Dawn Pearson is one of those selfless volunteers, acting as the district project manager at Harrogate District Food Bank. Despite the role eating into some valuable family time over Christmas, Dawn feels extremely fortunate to be in a position to help those in need. ‘We realise how blessed we are every day that we’re not in the same situation, especially around Christmas,’ she says. ‘Over the past 18 months demand has been so high due to the pandemic, the public have been aware of the challenges people are facing, and we have received more money and food donations than we could ever have anticipated. It means we’ve never had to turn anyone away – and we always receive the same generosity in donations around Christmas, as people understand this is a difficult time of year.’

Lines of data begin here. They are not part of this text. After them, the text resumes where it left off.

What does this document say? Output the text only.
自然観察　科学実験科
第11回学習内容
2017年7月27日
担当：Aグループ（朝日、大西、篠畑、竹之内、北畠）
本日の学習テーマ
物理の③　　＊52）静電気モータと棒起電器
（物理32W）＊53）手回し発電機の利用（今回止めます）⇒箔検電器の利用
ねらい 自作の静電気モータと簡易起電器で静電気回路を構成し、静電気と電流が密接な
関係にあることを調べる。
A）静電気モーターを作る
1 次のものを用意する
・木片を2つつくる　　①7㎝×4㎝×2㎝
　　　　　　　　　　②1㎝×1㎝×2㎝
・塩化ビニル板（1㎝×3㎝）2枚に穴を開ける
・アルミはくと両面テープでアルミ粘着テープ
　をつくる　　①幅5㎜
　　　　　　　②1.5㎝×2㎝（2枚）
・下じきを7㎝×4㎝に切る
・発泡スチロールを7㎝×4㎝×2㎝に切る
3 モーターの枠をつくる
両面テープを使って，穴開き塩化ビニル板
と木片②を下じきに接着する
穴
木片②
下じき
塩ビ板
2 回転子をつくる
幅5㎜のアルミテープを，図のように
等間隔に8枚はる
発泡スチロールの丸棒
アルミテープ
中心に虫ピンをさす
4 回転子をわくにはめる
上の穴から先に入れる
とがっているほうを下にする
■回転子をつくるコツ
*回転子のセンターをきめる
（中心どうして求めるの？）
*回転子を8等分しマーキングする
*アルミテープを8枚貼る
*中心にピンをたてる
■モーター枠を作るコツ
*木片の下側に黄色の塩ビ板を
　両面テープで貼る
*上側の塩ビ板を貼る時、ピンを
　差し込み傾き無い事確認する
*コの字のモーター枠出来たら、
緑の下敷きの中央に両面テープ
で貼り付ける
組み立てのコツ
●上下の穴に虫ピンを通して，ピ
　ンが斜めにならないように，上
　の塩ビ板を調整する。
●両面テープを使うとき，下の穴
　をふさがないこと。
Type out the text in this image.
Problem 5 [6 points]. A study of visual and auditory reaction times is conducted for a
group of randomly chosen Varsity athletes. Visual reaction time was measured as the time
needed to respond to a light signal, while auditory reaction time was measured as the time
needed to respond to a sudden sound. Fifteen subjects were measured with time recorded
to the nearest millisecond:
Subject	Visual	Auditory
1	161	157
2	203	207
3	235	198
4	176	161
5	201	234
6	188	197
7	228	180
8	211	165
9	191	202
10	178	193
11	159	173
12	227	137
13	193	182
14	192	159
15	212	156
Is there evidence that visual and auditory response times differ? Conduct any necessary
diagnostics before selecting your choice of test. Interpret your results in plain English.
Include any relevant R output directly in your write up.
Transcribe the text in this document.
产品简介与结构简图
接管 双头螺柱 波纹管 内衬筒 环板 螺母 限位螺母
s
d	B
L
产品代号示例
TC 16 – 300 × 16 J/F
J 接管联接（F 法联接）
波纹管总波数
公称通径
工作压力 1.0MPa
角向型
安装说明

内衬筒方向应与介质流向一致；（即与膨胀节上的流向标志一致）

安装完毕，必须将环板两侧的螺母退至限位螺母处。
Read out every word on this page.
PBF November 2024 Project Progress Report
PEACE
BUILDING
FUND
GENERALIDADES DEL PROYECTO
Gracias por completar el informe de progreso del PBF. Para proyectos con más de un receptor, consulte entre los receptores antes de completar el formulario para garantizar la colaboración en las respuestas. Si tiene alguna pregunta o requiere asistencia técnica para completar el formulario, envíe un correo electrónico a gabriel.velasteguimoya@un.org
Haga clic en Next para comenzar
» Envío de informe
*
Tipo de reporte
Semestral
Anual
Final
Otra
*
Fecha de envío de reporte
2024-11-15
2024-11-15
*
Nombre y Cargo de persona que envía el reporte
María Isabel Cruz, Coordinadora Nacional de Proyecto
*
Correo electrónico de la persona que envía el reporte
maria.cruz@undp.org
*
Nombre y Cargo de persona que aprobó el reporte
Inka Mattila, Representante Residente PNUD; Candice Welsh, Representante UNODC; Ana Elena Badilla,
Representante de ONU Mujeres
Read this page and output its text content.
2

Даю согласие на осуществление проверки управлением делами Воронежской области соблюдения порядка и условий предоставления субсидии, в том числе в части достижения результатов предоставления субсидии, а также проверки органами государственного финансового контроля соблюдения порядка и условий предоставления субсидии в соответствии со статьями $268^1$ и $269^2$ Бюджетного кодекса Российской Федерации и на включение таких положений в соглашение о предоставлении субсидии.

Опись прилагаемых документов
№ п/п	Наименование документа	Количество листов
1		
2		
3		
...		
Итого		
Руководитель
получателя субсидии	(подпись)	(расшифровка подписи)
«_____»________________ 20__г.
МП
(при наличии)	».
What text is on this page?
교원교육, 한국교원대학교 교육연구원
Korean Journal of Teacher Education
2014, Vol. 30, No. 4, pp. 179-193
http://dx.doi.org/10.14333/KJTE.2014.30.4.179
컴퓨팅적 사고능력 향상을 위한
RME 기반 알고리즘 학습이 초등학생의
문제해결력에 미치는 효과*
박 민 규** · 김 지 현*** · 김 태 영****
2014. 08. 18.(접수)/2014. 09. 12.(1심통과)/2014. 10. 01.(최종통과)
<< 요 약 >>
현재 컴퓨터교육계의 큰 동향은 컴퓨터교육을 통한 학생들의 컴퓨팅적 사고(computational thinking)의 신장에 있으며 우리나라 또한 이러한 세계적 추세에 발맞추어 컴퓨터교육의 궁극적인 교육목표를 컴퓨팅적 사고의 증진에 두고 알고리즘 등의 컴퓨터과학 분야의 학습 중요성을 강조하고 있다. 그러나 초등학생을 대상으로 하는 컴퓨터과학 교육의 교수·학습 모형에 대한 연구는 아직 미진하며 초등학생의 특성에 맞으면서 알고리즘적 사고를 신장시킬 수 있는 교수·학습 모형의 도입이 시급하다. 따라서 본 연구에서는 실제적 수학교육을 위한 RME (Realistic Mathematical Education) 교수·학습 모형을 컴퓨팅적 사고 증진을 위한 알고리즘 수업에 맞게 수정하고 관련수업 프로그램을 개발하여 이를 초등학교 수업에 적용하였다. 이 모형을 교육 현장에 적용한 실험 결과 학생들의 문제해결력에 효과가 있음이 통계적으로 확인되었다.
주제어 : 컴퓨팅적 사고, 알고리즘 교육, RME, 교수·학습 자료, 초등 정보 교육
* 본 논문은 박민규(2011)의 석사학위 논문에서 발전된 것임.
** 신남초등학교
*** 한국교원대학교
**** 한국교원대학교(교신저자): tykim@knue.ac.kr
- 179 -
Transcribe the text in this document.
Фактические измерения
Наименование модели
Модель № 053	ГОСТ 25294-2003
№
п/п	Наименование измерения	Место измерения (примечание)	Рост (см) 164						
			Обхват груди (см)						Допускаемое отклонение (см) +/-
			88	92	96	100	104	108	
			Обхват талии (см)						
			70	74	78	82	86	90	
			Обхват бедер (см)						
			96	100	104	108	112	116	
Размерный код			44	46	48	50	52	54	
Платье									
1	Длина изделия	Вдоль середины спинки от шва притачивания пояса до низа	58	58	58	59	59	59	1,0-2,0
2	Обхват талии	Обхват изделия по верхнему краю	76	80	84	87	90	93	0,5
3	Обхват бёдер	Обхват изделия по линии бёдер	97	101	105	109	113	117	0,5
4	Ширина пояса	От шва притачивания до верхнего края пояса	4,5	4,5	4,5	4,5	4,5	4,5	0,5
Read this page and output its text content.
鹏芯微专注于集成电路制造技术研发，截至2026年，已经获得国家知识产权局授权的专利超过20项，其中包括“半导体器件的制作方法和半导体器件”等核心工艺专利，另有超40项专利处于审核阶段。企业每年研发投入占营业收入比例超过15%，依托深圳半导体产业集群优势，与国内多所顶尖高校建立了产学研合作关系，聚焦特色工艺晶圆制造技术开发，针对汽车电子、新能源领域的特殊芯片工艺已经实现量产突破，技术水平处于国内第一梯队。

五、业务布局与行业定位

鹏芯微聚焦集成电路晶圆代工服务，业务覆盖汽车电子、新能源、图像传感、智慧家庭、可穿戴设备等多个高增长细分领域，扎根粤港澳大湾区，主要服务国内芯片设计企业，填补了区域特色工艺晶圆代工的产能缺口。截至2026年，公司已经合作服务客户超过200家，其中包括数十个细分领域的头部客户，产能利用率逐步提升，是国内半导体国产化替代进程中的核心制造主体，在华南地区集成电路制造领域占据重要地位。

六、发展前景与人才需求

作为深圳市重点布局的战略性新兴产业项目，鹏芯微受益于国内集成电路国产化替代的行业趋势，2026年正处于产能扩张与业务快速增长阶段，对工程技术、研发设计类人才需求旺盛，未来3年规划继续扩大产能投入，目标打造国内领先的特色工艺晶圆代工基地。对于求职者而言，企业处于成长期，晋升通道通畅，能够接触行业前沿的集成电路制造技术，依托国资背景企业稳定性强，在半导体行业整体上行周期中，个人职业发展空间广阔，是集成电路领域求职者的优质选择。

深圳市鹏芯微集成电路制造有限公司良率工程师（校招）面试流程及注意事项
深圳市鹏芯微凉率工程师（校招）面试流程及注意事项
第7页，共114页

Harrogate District’s Food Banks are open on a Tuesday and Friday at Mowbray Church in Harrogate, on a Thursday at Life Destiny Church in Starbeck, and at the Holy Trinity Church in Knaresborough every Friday. But this Christmas, Dawn and the team are making sure nobody will go without. ‘We will be working on Christmas Eve to ensure nobody goes hungry. Leading up to Christmas, we do go above and beyond to make sure people aren’t without or have a little extra – so that’s what we’ll be doing this year too. Our donors are extremely caring and supply little festive extras, such as mince pies, Christmas puddings, selection boxes for the children and toiletry sets that have little gifts in them. So they do go away with a whole host of treats.’
But working at the food bank is not limited to simply dishing out food and household goods. Unfortunately, many people who attend the food bank are going through hardship and incredibly difficult circumstances, and Dawn emphasises that the support they offer goes beyond a good meal. ‘What we do is a double-edged sword, it’s a necessity that we wish we didn’t have to do but we always try to make people feel special. Some of the individuals who come along are desperate and are going through extremely difficult times – but we could all be in a similar situation if things go wrong. Life throws curve balls and we could all be out of a job. Sometimes people are embarrassed and we do try to put them at ease, put a smile on their face and make sure they feel comfortable.
‘I think Christmas really heightens people’s personal circumstances and situations, but we will be here and open for those who really need it.’